11 Februari, 2010

PERLINDUNGAN TERHADAP BIODIVERSITAS

Perlindungan Terhadap Biodiversitas
Pendahuluan
Oleh karena kehidupan di dunia tergantung kepada berfungsinya biosfer secara baik, maka tujuan utama konservasi dan perlindungan adalah menjaga biosfer dalam keadaan kondisi yang sehat (beragam). Meskipun telah diketahui bahwa tumbuhan hijau memasok oksigen ke atmosfer, tumbuhan dan hewan mendaur unsur hara, banyak elemen yang berkontribusi terhadap berfungsinya biosfer belum banyak diidentifikasi. Konservasi dan perlindungan biodiversitas tampaknya sangat penting bagi kelangsungan hidup umat manusia.
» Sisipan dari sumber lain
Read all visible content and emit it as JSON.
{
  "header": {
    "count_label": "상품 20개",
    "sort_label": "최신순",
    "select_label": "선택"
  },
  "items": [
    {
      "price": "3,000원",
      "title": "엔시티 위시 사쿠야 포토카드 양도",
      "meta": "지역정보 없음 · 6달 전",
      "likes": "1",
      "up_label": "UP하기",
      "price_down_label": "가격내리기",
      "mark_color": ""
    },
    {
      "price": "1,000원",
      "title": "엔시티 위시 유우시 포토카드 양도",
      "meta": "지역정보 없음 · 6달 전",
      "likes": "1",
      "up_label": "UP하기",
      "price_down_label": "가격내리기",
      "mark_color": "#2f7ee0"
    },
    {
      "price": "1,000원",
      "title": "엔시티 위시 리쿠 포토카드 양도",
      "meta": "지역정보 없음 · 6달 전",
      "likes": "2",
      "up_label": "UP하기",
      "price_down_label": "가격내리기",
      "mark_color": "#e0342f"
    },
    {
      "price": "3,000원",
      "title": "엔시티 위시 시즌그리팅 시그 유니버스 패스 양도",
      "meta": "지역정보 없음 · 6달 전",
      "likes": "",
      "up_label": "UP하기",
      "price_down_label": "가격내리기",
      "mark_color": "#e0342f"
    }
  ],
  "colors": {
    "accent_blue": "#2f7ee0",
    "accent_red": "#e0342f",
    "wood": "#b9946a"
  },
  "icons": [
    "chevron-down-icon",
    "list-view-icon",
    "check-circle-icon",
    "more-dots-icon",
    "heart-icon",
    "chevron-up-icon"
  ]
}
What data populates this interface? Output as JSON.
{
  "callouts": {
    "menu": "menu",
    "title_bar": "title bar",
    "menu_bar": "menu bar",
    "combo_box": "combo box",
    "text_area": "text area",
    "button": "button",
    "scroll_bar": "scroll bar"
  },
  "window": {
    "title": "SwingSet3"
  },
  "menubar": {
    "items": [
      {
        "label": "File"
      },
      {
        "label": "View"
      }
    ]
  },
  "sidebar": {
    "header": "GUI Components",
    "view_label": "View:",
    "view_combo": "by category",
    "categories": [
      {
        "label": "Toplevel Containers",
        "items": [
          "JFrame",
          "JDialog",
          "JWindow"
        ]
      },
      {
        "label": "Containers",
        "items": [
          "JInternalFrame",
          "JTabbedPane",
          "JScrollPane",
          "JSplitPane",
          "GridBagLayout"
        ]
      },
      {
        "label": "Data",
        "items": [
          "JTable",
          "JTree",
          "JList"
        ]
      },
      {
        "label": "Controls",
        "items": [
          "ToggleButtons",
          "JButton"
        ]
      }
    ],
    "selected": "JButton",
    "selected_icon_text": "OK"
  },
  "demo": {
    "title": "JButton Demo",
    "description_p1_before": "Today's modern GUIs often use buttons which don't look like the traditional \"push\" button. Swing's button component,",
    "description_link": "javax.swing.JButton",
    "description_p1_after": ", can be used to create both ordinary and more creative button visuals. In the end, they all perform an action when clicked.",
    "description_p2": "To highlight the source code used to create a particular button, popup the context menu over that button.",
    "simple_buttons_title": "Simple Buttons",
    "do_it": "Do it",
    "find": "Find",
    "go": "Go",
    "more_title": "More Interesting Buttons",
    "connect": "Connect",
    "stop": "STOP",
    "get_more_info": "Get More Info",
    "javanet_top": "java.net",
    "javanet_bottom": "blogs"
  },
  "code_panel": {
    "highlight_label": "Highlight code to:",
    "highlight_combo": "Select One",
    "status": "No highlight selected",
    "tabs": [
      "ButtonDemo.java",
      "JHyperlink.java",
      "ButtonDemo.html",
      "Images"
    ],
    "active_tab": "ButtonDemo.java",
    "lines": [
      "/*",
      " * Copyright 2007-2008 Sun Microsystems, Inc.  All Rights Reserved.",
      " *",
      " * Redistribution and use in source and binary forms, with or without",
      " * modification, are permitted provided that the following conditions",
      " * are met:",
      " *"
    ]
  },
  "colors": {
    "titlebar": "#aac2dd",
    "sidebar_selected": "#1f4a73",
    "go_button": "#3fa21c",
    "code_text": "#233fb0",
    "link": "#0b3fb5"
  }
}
Kebutuhan sumberdaya alam dan pentingnya konservasi
Seperti konservasi itu sendiri, istilah ‘sumberdaya alam’ telah mengalami perluasan dalam pengertiannya sebagai hasil dari pemahaman keterkaitan antara manusia dan habitatnya. Pada awal abad ke 20 sumberdaya alam dipandang semata-mata hanya sebagai sumber komoditas yang berguna. Ini merupakan bahan baku di alam yang dapat dipergunakan untuk berbagai keperluan: mineral, bahan bakar, hutan, margasatwa, perikanan, dsb. Dalam hal-hal tertentu definisi ini masih dipergunakan sampai saat ini. Dewasa ini konsep sumberdaya alam telah diperluas mencakup lingkungan alami total – keseluruhan lapisan permukaan planet – karena semua bagian permukaan bumi bermanfaat dan bernilai dalam arti berkontribusi pada keperluan dan kenyamanan manusia. Jadi, bila kita mempertimbangkan dalam arti ini, atmosfer, lautan, gurun, dan daerah kutub semuanya merupakan sumberdaya alam yang perlu dikelola untuk masa depan. Ide bahwa komunitas biologi seharusnya dilindungi untuk nilai intrisiknya merupakan hal yang relatif baru.
Komunitas alami, tidak banyak terpengaruh oleh aktivitas manusia, sangat penting untuk dijaga karena beberapa alasan. Yang pertama adalah untuk ilmu pengetahuan sebagai hasil kajian darinya, terutama mengenai berfungsinya biosfer. Juga, nilai spesies alami baru sedikit yang dieksplorasi; spesies ini diketahui penting bagi berfungsinya biosfer, tetapi pentingnya spesies secara individual hanya sedikit yang diketahui.
Pengalaman menunjukkan bahwa spesies liar yang tampaknya kurang bernilai ternyata sangat bermanfaat untuk penelitian medis dan kesehatan manusia. Primata seperti kera, telah digunakan untuk banyak studi penyakit manusia dan banyak tumbuhan liar telah dipergunakan sebagai bahan obat-obatan. Banyak pengetahuan mengenai pertumbuhan populasi dan tingkah-laku sosial pada berbagai kondisi yang padat telah berasal dari studi mamalia liar.
Komunitas biologi dapat dilindungi dengan berbagai cara, tergantung kepada tujuan yang diinginkan. Yang paling sulit adalah perlindungan komunitas alami yang tidak termodifikasi, dengan berbagai macam spesies liarnya, untuk penelitian. Karena komunitas seperti ini semakin jarang, upaya utama untuk melindunginya dilakukan baik pada level nasional maupun internasional. The International Biological Program, suatu upaya penelitian yang luas, telah memfokuskan pada banyak macam komunitas alami yang memerlukan perlindungan.
The International Union for Conservation of Nature and Natural Resources (IUCN), lembaga internasional semipemerintah, melakukan kegiatannya pada pemapanan hutan konservasi dan taman nasional untuk melindungi komunitas alaminya. PBB melalui FAO, UNEP (UN Environment Progam) dan UNESCO telah berkontribusi pada pemapanan banyak taman nasional di negara berkembang. Sungguhpun telah ada aktivitas tersebut, komunitas alami tertentu masih akan punah kecuali bila upaya yang lebih besar untuk konservasinya dilakukan.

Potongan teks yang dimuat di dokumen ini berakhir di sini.